Jamais auparavant une citation épinglée au cours d'une de mes lectures (ci-avant - extraite du livre «
Danube», de
Claudio Magris) ne m'aura paru à ce point appropriée à synthétiser l'impression profonde que m'en laisserait une autre, effectuée quelque temps après et en principe très différente de la première... L'écriture de «
UNE ODYSSEE - Un père, un fils, une épopée» relèvera pour moi, en effet, de ce même élan condensé magnifiquement dans ce passage de «
Danube» : mouvement réunissant intellect, imagination et coeur, réconciliant avec grâce et naturel des dimensions la plupart du temps tenues à distance par la force des choses, incompatibles en apparence avec un quotidien subsumé dans cet horizon à court-terme auquel nous astreignent nos listes de courses et nos réunions à préparer, pris entre factures à régler et lave-vaisselles à remplir, entre le menu du jour et la chambre à échoir (ouf!) la nuit...
Exégèse savante d'un des textes fondateurs de la littérature occidentale, récit autour de d'une expérience singulière de l'auteur en tant qu'enseignant de lettres classiques, livre de mémoires dédié à son père, UNE ODYSSEE est un essai à entrées multiples, dont le dénominateur commun pourrait être la question de savoir comment créer les conditions subjectives pour qu'une «transmission» soit réussie : l'héritage d'une oeuvre classique, de ses lectures et interprétations successives à travers les époques, celle d'un maitre envers ses disciples, d'une génération à l'autre, ou encore celle d'un père à son fils.

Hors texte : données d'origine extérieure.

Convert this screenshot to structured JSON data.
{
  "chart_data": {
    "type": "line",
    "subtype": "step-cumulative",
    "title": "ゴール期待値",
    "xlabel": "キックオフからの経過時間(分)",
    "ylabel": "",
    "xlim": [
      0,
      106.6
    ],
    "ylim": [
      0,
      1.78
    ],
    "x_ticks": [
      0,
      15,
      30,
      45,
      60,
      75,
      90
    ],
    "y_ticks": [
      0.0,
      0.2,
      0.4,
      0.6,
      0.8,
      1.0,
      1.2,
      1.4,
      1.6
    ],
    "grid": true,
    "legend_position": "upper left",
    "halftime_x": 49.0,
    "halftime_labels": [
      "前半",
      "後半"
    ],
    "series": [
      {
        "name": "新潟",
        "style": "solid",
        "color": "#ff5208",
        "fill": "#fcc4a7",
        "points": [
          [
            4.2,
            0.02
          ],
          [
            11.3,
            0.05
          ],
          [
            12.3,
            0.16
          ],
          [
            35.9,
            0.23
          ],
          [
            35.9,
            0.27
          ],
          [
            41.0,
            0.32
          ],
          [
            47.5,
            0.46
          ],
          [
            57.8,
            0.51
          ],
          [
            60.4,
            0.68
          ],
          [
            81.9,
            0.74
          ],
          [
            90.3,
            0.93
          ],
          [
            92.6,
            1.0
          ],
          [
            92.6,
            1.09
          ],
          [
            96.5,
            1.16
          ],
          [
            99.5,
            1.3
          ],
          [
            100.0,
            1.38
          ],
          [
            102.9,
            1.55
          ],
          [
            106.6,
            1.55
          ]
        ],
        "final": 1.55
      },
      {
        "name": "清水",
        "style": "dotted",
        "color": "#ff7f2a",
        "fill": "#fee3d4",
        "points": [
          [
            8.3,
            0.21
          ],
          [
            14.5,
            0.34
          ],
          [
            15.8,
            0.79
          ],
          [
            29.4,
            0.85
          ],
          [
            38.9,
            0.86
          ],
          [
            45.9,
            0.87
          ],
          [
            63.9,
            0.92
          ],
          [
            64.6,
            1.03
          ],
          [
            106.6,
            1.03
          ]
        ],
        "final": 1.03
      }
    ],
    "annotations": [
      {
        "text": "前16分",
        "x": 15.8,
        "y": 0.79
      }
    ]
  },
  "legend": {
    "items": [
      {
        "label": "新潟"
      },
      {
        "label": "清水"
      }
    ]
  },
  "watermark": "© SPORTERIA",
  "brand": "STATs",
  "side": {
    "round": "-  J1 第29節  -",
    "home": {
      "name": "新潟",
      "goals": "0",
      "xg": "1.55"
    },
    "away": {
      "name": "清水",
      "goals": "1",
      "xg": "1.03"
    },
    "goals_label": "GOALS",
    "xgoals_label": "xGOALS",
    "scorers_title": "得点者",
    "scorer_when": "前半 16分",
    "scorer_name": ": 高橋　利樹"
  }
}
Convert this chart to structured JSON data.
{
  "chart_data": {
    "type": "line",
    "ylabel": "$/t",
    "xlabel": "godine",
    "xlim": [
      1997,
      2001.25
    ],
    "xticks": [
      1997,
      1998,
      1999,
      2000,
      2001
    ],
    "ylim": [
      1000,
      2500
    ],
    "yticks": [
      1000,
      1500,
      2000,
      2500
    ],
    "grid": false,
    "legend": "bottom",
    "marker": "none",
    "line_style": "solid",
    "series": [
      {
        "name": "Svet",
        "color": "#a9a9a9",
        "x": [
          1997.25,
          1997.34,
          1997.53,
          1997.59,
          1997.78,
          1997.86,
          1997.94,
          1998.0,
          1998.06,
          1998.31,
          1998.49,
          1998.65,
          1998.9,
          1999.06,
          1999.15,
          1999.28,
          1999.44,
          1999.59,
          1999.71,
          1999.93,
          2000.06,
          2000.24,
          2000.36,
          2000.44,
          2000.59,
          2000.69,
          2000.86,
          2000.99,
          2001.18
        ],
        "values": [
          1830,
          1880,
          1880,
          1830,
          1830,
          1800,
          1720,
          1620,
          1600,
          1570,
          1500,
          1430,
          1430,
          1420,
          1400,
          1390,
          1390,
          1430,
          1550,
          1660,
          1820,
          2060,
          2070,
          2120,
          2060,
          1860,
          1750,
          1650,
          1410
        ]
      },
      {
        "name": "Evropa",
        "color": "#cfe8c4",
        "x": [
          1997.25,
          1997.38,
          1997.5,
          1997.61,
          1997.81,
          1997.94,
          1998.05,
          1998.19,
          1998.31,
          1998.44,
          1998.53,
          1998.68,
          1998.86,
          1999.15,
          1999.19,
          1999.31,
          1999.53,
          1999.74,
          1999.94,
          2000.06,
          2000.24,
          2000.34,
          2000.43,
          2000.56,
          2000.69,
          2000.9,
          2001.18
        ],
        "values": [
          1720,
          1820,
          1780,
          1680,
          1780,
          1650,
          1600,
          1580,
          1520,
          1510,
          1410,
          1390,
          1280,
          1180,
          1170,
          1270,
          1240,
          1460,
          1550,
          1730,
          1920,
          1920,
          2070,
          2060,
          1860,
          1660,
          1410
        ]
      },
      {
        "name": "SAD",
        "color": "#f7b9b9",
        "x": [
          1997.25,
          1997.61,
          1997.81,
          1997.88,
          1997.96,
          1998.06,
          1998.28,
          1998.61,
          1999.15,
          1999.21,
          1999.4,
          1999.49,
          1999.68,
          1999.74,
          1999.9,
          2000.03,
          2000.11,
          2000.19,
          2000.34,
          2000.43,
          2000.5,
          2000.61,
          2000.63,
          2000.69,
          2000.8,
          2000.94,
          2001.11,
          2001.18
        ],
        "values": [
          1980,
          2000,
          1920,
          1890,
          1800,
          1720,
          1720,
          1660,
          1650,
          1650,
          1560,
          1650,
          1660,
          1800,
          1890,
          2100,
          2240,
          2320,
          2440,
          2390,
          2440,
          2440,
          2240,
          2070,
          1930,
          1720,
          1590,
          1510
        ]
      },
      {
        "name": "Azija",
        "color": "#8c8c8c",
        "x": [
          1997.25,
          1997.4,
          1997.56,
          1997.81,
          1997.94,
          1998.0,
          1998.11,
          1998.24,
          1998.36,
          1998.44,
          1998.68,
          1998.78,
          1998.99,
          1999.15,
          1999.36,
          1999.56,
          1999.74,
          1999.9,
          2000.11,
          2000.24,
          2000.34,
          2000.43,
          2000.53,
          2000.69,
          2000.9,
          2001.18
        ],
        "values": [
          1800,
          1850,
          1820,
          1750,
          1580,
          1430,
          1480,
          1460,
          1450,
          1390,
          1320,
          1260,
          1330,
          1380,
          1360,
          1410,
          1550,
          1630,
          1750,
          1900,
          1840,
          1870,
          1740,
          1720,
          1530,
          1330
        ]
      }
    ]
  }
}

Transmission qui s'envisage avant tout, ici, comme un cheminement partagé et comme «mouvement volontaire vers» : vers un dépassement du combat ininterrompu de consciences décrit par Hegel dans sa dialectique du maître et de l'esclave, «lutte de prestige» où chacun cherche instinctivement à ce que l'autre en face reconnaisse sa valeur comme étant prépondérante ; volonté de réduire le hiatus important existant entre un certain héritage humaniste classique et des modalités nouvelles de pensée, induites notamment par la révolution technologique et numérique actuellement en cours ; vers un décloisonnement aussi entre des modèles de rigueur et travail intellectuels traditionnellement considérés comme incontournables pour accéder à un tel héritage, et ceux d'une jeunesse de plus en plus décomplexée à cet égard, habituée à un accès aux savoirs et à la connaissance à la carte, circonstancié et immédiat ; enfin, vers une levée possible de ce seuil de fer habituellement dressé entre vie professionnelle et vie personnelle, entre salon familial et la salle de classe, lorsque l'auteur, décidant d'accéder à la demande faite spontanément par son père de quatre-vingt-un ans, accepte qu'il suive en auditeur libre un de ses séminaires universitaires, consacré cette année-là (2011) à l'Odyssée. Voilà en gros la feuille de route de ce récit lumineux de
Daniel Mendelsohn, à la fois d'une érudition très généreuse et d'une intelligence émotionnelle absolument remarquables.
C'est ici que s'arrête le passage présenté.